Thursday, 1 October 2020

Party politics destroys good governance.

 Politics, especially party politics, gets in the way of good governance and policies that would benefit the nation as a whole.

The media are unfortunately obsessed with  the whole game played out through party politics while the people only care about the necessary policies required to improve their lives. 

Only at election time do the people get to have their say but with no mechansim for the people to hold the government to account after polling day they are ignored until the campaign at the next election.

I've just finished the book 'The wake up call' by John Micklethwait and Adrian Wooldridge which is quite good at charting and explaining the decline in the West's governance, especially in the USA and UK, but when it comes to solutions they have a wish list of around 13 points. These they suggest would improve our governance but it relies entirely on the current lot in Westminster administering the changes and quite frankly that isn't going to happen for as the good old saying goes 'turkeys don't vote for Christmas'.

Over the last few years I have read over two dozen books in and around the subject of democracy but not one of them really gets to the root of the problem which is that the people do not have the power to hold their government to account between elections.

The first requirement to make this happen is for the people to have their inherent sovereignty recognised and confirmed in a new codified constitution ( Demands one and six). 

Next government needs to be brought closer to the people ( Demand two) and central government needs to be reduced in numbers and role with a new seperation of power ( Demand three)

Finally the people need the mechanisms to say no to government legislation and control their annual budget. ( Demands four and five)

There is nothing better out there at the moment than our six demands for improving our governance however as Edmund Burke said ' All that is necessary for evil to triumph is that good men do nothing.'  

THA is ready and waiting!    


  1. You might feel that Micklethwait and Wooldridge are wrong when they say that their 13 points "would improve our governance but it relies entirely on the current lot in Westminster administering the changes and quite frankly that isn't going to happen." However, it has happened in the past when the government felt under threat of civil war.

    I know I sound like a stuck record, but just flying the THA balloon, without an implementation plan and strategy, is just that - balloon flying.

    The "people" wont look toward THA until a severe crisis happens, but then, a strong charismatic, but ambitious leader will step in to capitalise on the power vacuum. It's happened before, and it will happen again.

    I know you work hard to keep the idea alive, and good for you, but without such a strategy, it will remain just that, an idea.

  2. I don't disagree with you but the plan is very simple the people just have to wake up to the fact without reform of our governance nothing will change - the hard part is waking the people up.

    However as you say a severe crisis does help activate people and that must surely be coming in the months ahead.

    1. Sadly, that crisis does seem inevitable and possibly as soon as you say. Whether that will lead to reform or something far worse, only time will tell.

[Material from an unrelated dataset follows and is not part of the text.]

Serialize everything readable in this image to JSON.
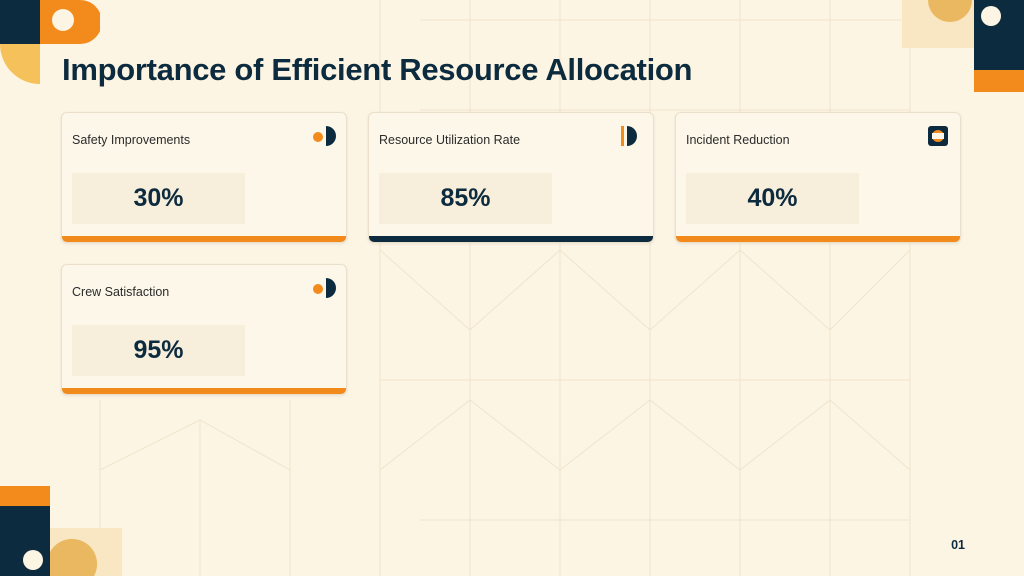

    2. Yes indeed only time will tell.

  3. Comments on Pete North's article about who Ursula Von Der Leyen is illustrates a problem with democracy. Voters are expected to know who she is, and all the other EU politicians too. Unlike law, medicine, science, and many other subjects, in politics we must be our own experts. But in politics more than these other subjects we cannot trust our sources of information, and also we lead lives. When we vote we should demand the presence of the equivalent of a solicitor.

    1. I love the idea, but it is incumbent upon us to be informed. How we were supposed to know about Ursula von der Leyen beats me. Did we vote her in? Were we part of the process? OK, she was a long serving member of Angela Merkel's cabinet, but why should we know that? This is the opposite of Democracy when unaccountable people decide amongst themselves which unaccountable person shall lead the unaccountable law makers of the EU's supra-national government.

      I feel that we learn, over time, which sources of information are trustworthy, and which are not. Pete North has been quite consistent in his posts, over the years, and clearly has expertise in his own field.

    2. I am a bit confused. "It is incumbent upon us to be informed" and "why should we know that?" Which is it? I read the Norths and not much else political. I have come to the conclusion that on Covid-19 one knows less after reading about it than before. As Melanie Phillips asks, why are people in their thousands turning out to hear David Icke? It is not much of an ad for democracy.